Troisième fille de du Plessis-Mornay
et de Charlotte Arbaleste. Née en 1583, elle
fut élevée par sa grand'mère
Françoise du Bec, dame de Buhy, mère
de du Plessis-Mornay. Elle épousa, en 1603,
Jacques des Nouhes, seigneur de La Tabarière
et de Sainte-Hermine en Poitou, dont elle eut sept
enfants. Veuve en 1632, elle se remaria avec
Jacques Nompar de Caumont, duc de La Force, le
fameux maréchal.
On peut voir à la Bibliothèque
du Protestantisme Français une belle grosse
Bible reliée en maroquin rouge et
dorée sur tranches. On y lit, sur l'un des
plats : « Philippe de Mornay. Arte
et Marte » ; sur l'autre :
« Charlotte Arbaleste. L'esprit et la
force vient de Dieu. ». Sur une garde en
parchemin, cette dédicace, écrite de
la main de du Plessis-Mornay :
« Psal. 27 : L'Éternel est ma
lumière et ma délivrance, de qui
aurai-je peur ? L'Éternel est la force
de ma vie, de qui aurai-je frayeur ? Pour Anne
de Mornay, dame de La Tabarière, ma fille,
Philippe de Mornay. À Bodet,
ce 29e septembre
1620. » Au-dessous, ces lignes simples et
grandes, de la main d'Anne de Mornay :
ÉDITION : Bull. 1, 1853, P. 204.
À CONSULTER : France protestante, 21 éd., V, p. 354. R. Patry, op. vit. J. Pannier, L'Eglise Réf. de Paris sous Louis XIII (1621-1629), Paris, 1932, p. 478-483.
LA BIBLE DE FAMILLE.
Cette Bible m'a été donnée
par M. du Plessis, mon très honoré
père. Je désire qu'après moi
elle soit pour Philippe des Nouhes, mon fils
aîné, et qu'il la lise soigneusement
pour y apprendre à connaître et servir
Dieu en la Sainte Trinité, et qu'il se
représente, pour s'y acourager, l'exemple de
son grand-père, duquel il reçoit
nourriture, et se ressouvienne continuellement des
voeux que moi, sa mère, ai faits pour
lui.
Fait à Bodet, ce 30e octobre,
jour propre que Dieu nous a conjoints par le saint
mariage, son père et moi, il y a dix-sept
ans.
Anne de Mornay, 1620.
(Dix ans plus tard.)
À François des Nouhes, maintenant,
puisqu'ainsi a plu à Dieu, notre fils
unique.
Mon enfant, j'avais reçu ce
présent de votre grand-père, et, pour
la dignité du don et du donneur, je l'avais
dédié à votre frère,
notre fils aîné et
bien-aimé.

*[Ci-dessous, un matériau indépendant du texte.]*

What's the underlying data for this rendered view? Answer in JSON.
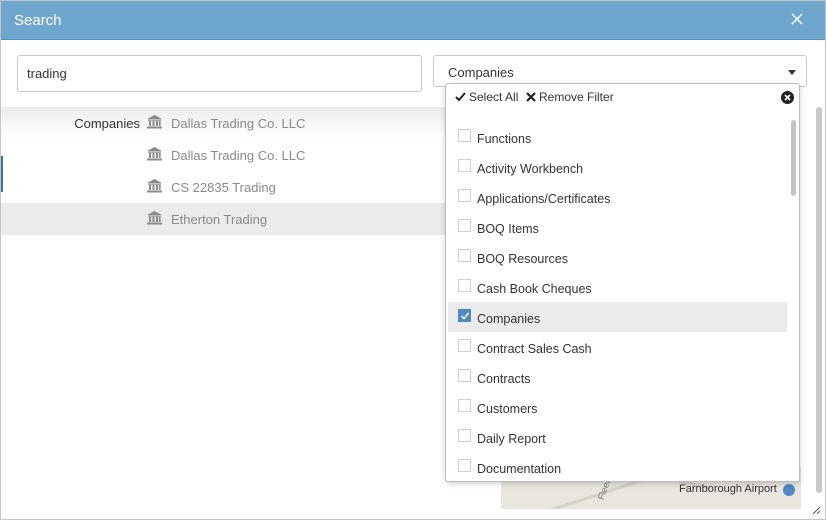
{
  "dialog": {
    "title": "Search",
    "close_icon": "close-icon"
  },
  "search": {
    "value": "trading",
    "placeholder": ""
  },
  "filter": {
    "selected": "Companies"
  },
  "results": [
    {
      "group": "Companies",
      "name": "Dallas Trading Co. LLC",
      "icon": "bank-icon",
      "highlighted": false
    },
    {
      "group": "",
      "name": "Dallas Trading Co. LLC",
      "icon": "bank-icon",
      "highlighted": false
    },
    {
      "group": "",
      "name": "CS 22835 Trading",
      "icon": "bank-icon",
      "highlighted": false
    },
    {
      "group": "",
      "name": "Etherton Trading",
      "icon": "bank-icon",
      "highlighted": true
    }
  ],
  "dropdown": {
    "select_all": "Select All",
    "remove_filter": "Remove Filter",
    "items": [
      {
        "label": "Functions",
        "checked": false
      },
      {
        "label": "Activity Workbench",
        "checked": false
      },
      {
        "label": "Applications/Certificates",
        "checked": false
      },
      {
        "label": "BOQ Items",
        "checked": false
      },
      {
        "label": "BOQ Resources",
        "checked": false
      },
      {
        "label": "Cash Book Cheques",
        "checked": false
      },
      {
        "label": "Companies",
        "checked": true
      },
      {
        "label": "Contract Sales Cash",
        "checked": false
      },
      {
        "label": "Contracts",
        "checked": false
      },
      {
        "label": "Customers",
        "checked": false
      },
      {
        "label": "Daily Report",
        "checked": false
      },
      {
        "label": "Documentation",
        "checked": false
      }
    ]
  },
  "map": {
    "place_label": "Farnborough Airport",
    "street_label": "Fleet"
  },
  "colors": {
    "titlebar": "#6fa6cd",
    "checkbox_checked": "#4e8bc1",
    "highlight_row": "#ebebeb"
  }
}
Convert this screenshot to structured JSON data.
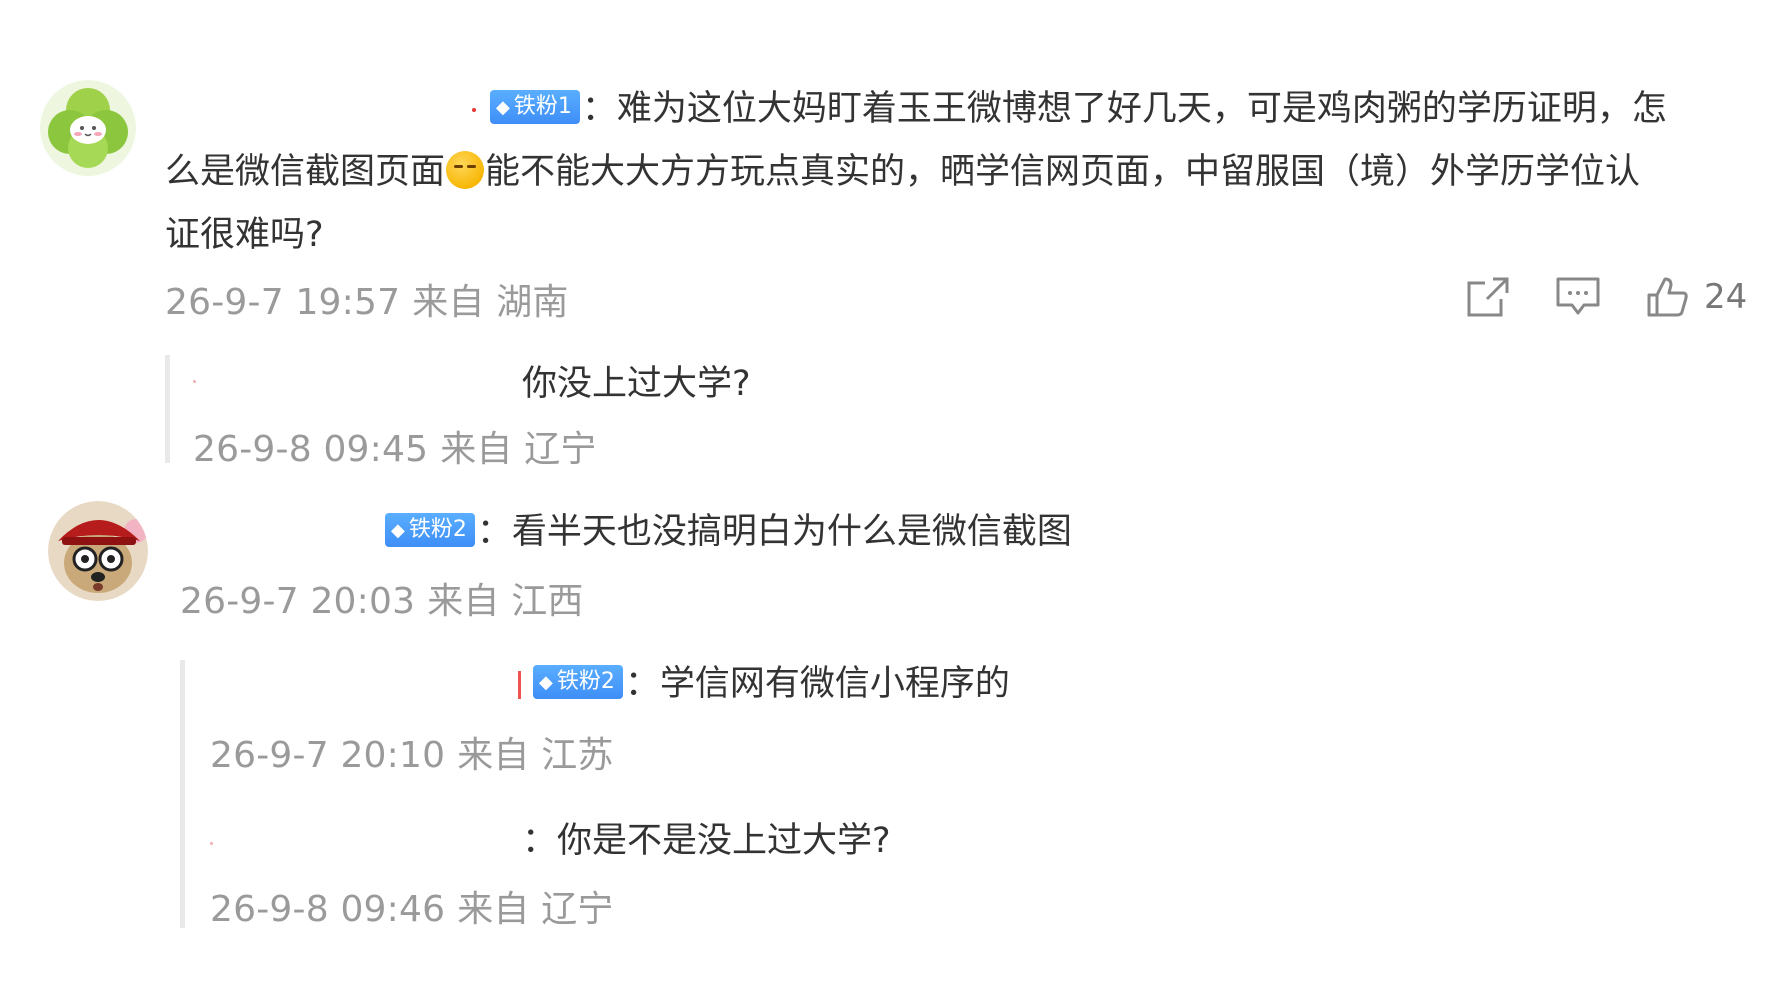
{
  "comment1": {
    "badge_label": "铁粉1",
    "text_line1": "：难为这位大妈盯着玉王微博想了好几天，可是鸡肉粥的学历证明，怎",
    "text_line2a": "么是微信截图页面",
    "emoji_icon": "unamused-face-emoji",
    "text_line2b": "能不能大大方方玩点真实的，晒学信网页面，中留服国（境）外学历学位认",
    "text_line3": "证很难吗?",
    "time": "26-9-7 19:57",
    "location": "来自 湖南",
    "like_count": "24"
  },
  "reply1": {
    "text": "你没上过大学?",
    "time": "26-9-8 09:45",
    "location": "来自 辽宁"
  },
  "comment2": {
    "badge_label": "铁粉2",
    "text": "：看半天也没搞明白为什么是微信截图",
    "time": "26-9-7 20:03",
    "location": "来自 江西"
  },
  "reply2": {
    "badge_label": "铁粉2",
    "text": "：学信网有微信小程序的",
    "time": "26-9-7 20:10",
    "location": "来自 江苏"
  },
  "reply3": {
    "text": "：你是不是没上过大学?",
    "time": "26-9-8 09:46",
    "location": "来自 辽宁"
  }
}
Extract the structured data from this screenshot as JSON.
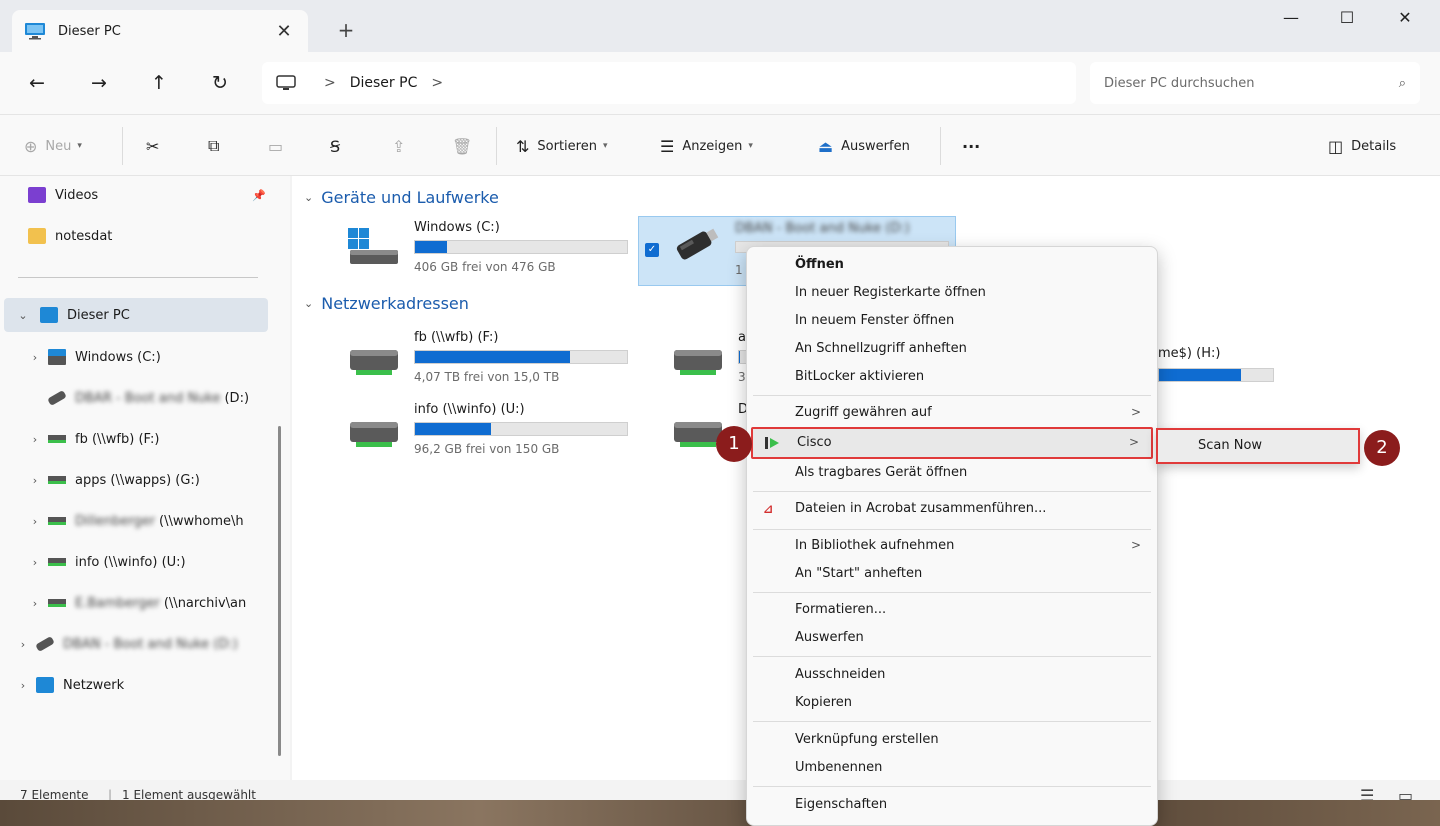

Depuis que Dieu l'a voulu combler
de tous biens là-haut, nous navrant de
douleur, ce qui nous peut consoler, c'est que vous
succédiez à sa vertu et
piété, et en voici la droite
règle que je vous mets en main, avec les
mêmes voeux et constitution que j'avais faits
à votre pauvre frère.
A. M., ce 29e juillet 1630.
Bayle la signale dans son
Dictionnaire comme
une des femmes les plus illustres du XVIIe
siècle.
Marie de Bruneau, fille
de
Sébastien de Bruneau, sieur de La
Martinière, naquit à Sedan vers 1584.
Elle épousa en 1599 Charles de
Rechignevoisin, sieur Des Loges, qui fut
nommé, quatre ans plus tard, gentilhomme
ordinaire de la Chambre du roi Henri IV.
S'étant trouvée mêlée
à des intrigues politiques et craignant la
colère de Richelieu, elle quitta Paris en
1629 pour se retirer en Limousin, et ne revint
qu'en 1636. Elle mourut le 1er juin
1641.
Mme Des Loges prit dans
la
société parisienne, comme l'a
remarqué M. J. Pannier, « une
place que de plus grandes dames protestantes....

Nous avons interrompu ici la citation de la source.